Selon les statistiques provisoires de mai 2026, les régies financières n’ont pas atteint leurs assignations malgré l’échéance fiscale du premier acompte provisionnel de l’impôt sur les bénéfices et profits. Les recettes se sont établies à 2 077,7 milliards de CDF pour une prévision de 2 341,5 milliards, soit un taux de réalisation de 88,7 % : la DGI a mobilisé 981,8 milliards (94,3 %), la DGDA 611,0 milliards (99,6 %) et la DGRAD 484,9 milliards, en net retrait avec 70,6 % de réalisation.

En face, les dépenses ont atteint 3 721,8 milliards de CDF, dont 67,8 milliards pour les salaires des agents et fonctionnaires et 436,8 milliards au titre des frais financiers, dégageant un déficit de trésorerie de 1 644,1 milliards de CDF, financé en grande partie par les titres publics. En cumul annuel au 29 mai, le déficit s’établit à 1 561,4 milliards de CDF, pour des recettes de 12 673,3 milliards et des dépenses de 14 234,7 milliards. Pour juin 2026, le plan de trésorerie de l’État prévoit 1 970,1 milliards de CDF de recettes et 2 302,1 milliards de dépenses.

Sur le marché des titres publics, l’adjudication du 2 juin a porté sur 70,0 millions USD d’Obligations du Trésor en devises à 2 ans et 8 % — les souscriptions ont atteint 89,3 millions USD, soit un taux de couverture de 127,6 %. L’encours global des titres publics atteint 6 653,4 milliards de CDF au 3 juin, contre 6 510,0 milliards la semaine précédente.

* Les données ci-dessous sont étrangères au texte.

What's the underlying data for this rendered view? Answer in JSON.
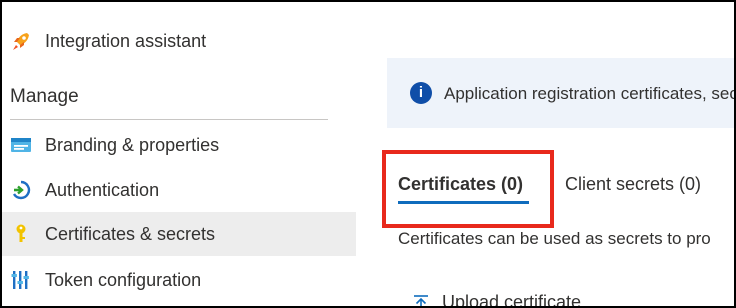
{
  "sidebar": {
    "integration": {
      "label": "Integration assistant",
      "icon": "rocket-icon"
    },
    "section_title": "Manage",
    "items": [
      {
        "label": "Branding & properties",
        "icon": "branding-icon"
      },
      {
        "label": "Authentication",
        "icon": "authentication-icon"
      },
      {
        "label": "Certificates & secrets",
        "icon": "key-icon",
        "selected": true
      },
      {
        "label": "Token configuration",
        "icon": "token-config-icon"
      }
    ]
  },
  "main": {
    "banner": {
      "text": "Application registration certificates, sec",
      "icon": "info-icon"
    },
    "tabs": [
      {
        "label": "Certificates (0)",
        "active": true
      },
      {
        "label": "Client secrets (0)",
        "active": false
      }
    ],
    "description": "Certificates can be used as secrets to pro",
    "upload_label": "Upload certificate"
  },
  "colors": {
    "accent": "#0f6cbd",
    "highlight": "#e8291c",
    "selected_bg": "#ededed",
    "banner_bg": "#eef3fa"
  }
}
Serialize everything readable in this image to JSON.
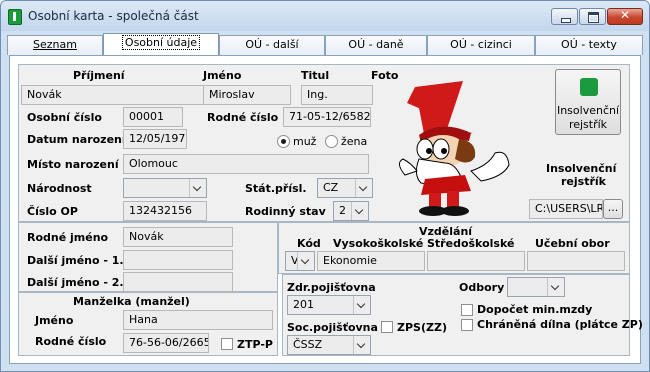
{
  "window": {
    "title": "Osobní karta - společná část"
  },
  "tabs": [
    {
      "label": "Seznam"
    },
    {
      "label": "Osobní údaje"
    },
    {
      "label": "OÚ - další"
    },
    {
      "label": "OÚ - daně"
    },
    {
      "label": "OÚ - cizinci"
    },
    {
      "label": "OÚ - texty"
    }
  ],
  "personal": {
    "prijmeni_label": "Příjmení",
    "jmeno_label": "Jméno",
    "titul_label": "Titul",
    "foto_label": "Foto",
    "prijmeni": "Novák",
    "jmeno": "Miroslav",
    "titul": "Ing.",
    "osobni_cislo_label": "Osobní číslo",
    "osobni_cislo": "00001",
    "rodne_cislo_label": "Rodné číslo",
    "rodne_cislo": "71-05-12/6582",
    "datum_narozeni_label": "Datum narození",
    "datum_narozeni": "12/05/1971",
    "muz_label": "muž",
    "zena_label": "žena",
    "misto_narozeni_label": "Místo narození",
    "misto_narozeni": "Olomouc",
    "narodnost_label": "Národnost",
    "narodnost": "",
    "stat_prisl_label": "Stát.přísl.",
    "stat_prisl": "CZ",
    "cislo_op_label": "Číslo OP",
    "cislo_op": "132432156",
    "rodinny_stav_label": "Rodinný stav",
    "rodinny_stav": "2"
  },
  "insolvency": {
    "button_label_1": "Insolvenční",
    "button_label_2": "rejstřík",
    "heading_1": "Insolvenční",
    "heading_2": "rejstřík",
    "path": "C:\\USERS\\LR",
    "browse_label": "..."
  },
  "names": {
    "rodne_jmeno_label": "Rodné jméno",
    "rodne_jmeno": "Novák",
    "dalsi1_label": "Další jméno - 1.",
    "dalsi1": "",
    "dalsi2_label": "Další jméno - 2.",
    "dalsi2": ""
  },
  "education": {
    "heading": "Vzdělání",
    "kod_label": "Kód",
    "vs_label": "Vysokoškolské",
    "ss_label": "Středoškolské",
    "uo_label": "Učební obor",
    "kod": "V",
    "vs": "Ekonomie",
    "ss": "",
    "uo": ""
  },
  "spouse": {
    "heading": "Manželka (manžel)",
    "jmeno_label": "Jméno",
    "jmeno": "Hana",
    "rodne_cislo_label": "Rodné číslo",
    "rodne_cislo": "76-56-06/2665",
    "ztp_label": "ZTP-P"
  },
  "insurance": {
    "zdr_label": "Zdr.pojišťovna",
    "zdr": "201",
    "soc_label": "Soc.pojišťovna",
    "soc": "ČSSZ",
    "zps_label": "ZPS(ZZ)",
    "odbory_label": "Odbory",
    "odbory": "",
    "dopocet_label": "Dopočet min.mzdy",
    "dilna_label": "Chráněná dílna (plátce ZP)"
  },
  "colors": {
    "accent": "#cfe0f1",
    "close": "#c9462f",
    "mascot_red": "#d01a1a"
  }
}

Inflation : l’alimentaire représente 80 % de la hausse hebdomadaire

Le taux d’inflation hebdomadaire est resté stable à 0,17 %, mais sa structure s’est durcie : la fonction « Produits alimentaires et boissons non alcoolisées » représente désormais 80,0 % de l’évolution de l’indice global, contre 73,5 % la semaine précédente. Les transports (7,5 %), les restaurants et hôtels (4,6 %), les biens et services divers (3,8 %) et la santé (3,6 %) complètent le tableau.

Sur le terrain, les contraintes logistiques continuent de peser sur les prix : à Kindu, le kilogramme de riz est passé de 2 100 à 2 500 CDF et celui de maïs de 2 500 à 3 000 CDF. À Kongolo, le maïs a grimpé jusqu’à 9 000 CDF le kilogramme sous l’effet d’une forte demande, tandis que l’huile de palme et les arachides ont également connu des hausses. En cumul et glissement annuel, l’inflation atteint respectivement 4,2 % et 2,7 %, contre 3,8 % et 8,9 % un an plus tôt, pour un objectif de 7,0 % fixé par la BCC.

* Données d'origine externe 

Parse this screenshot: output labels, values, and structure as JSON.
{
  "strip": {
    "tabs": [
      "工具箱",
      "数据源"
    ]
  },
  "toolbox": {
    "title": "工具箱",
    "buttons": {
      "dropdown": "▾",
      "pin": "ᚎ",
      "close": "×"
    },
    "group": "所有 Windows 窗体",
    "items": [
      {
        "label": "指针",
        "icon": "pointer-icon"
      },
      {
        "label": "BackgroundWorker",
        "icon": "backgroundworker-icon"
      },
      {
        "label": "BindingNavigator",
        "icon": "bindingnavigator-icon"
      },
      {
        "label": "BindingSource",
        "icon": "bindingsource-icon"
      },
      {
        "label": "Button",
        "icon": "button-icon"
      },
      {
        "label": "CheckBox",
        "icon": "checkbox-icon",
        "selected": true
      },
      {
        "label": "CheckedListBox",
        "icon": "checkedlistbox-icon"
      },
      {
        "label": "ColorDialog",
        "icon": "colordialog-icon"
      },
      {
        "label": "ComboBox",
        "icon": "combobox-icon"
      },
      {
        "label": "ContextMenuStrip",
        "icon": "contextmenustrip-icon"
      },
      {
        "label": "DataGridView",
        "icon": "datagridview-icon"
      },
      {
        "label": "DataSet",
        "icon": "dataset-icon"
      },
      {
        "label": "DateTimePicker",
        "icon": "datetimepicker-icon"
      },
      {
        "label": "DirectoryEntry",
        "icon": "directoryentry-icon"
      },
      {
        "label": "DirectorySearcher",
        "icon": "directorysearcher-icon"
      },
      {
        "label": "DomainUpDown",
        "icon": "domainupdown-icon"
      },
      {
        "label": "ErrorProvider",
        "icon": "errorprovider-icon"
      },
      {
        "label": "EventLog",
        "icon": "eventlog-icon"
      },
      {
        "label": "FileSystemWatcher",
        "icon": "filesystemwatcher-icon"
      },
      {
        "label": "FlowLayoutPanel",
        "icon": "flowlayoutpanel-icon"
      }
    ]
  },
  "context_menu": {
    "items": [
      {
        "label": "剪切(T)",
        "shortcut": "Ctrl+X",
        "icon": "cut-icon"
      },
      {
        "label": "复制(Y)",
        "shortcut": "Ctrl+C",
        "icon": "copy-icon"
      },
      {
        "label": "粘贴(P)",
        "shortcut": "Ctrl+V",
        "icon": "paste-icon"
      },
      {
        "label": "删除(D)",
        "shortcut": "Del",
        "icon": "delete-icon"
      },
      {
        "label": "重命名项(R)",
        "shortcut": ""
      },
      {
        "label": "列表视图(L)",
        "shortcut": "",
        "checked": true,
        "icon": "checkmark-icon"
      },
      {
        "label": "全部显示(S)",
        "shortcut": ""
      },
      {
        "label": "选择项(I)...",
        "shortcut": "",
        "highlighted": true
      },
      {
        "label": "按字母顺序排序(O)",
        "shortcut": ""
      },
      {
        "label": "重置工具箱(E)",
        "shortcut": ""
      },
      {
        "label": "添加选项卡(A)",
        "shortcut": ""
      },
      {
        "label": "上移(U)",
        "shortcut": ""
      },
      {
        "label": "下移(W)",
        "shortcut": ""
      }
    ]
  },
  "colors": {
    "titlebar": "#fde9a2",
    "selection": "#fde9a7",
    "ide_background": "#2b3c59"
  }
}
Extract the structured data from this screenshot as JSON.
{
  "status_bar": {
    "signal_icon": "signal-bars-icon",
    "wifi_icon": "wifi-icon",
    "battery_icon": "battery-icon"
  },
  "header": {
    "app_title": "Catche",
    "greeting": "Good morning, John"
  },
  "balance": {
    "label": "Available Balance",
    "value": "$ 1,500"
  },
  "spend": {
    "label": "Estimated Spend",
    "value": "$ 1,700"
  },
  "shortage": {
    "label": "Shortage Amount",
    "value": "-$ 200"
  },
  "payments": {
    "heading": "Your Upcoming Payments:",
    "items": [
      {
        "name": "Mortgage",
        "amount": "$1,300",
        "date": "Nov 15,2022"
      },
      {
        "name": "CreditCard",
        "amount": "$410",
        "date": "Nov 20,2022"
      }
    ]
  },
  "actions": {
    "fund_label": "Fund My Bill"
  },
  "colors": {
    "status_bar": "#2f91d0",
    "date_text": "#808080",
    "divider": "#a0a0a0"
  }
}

Climat des affaires et perspectives de croissance

Le baromètre de conjoncture confirme l’optimisme persistant des chefs d’entreprise : le solde global des opinions atteint +42,4 % en avril, contre +41,9 % en mars. Les industries extractives (+45,6 %) et la construction (+47,3 %) tirent cette amélioration, tandis que l’électricité et l’eau reculent légèrement (+23,9 % contre +26,6 %). L’industrie manufacturière (+27,8 %) et les services (+29,3 %) affichent des progressions modérées.

Sur la croissance 2026, le Comité Permanent de Cadrage Macroéconomique (CPCM) table sur 6,2 % du PIB réel, contre 5,7 % estimés pour 2025, porté par les minéraux non ferreux (+9,4 % de valeur ajoutée) et une relance hors mines à 5,0 %. Le FMI, dans le cadre de la troisième revue du programme FEC-FRD, retient une projection plus prudente de 5,6 %, portée par le BTP, les services, l’agriculture et le secteur manufacturier.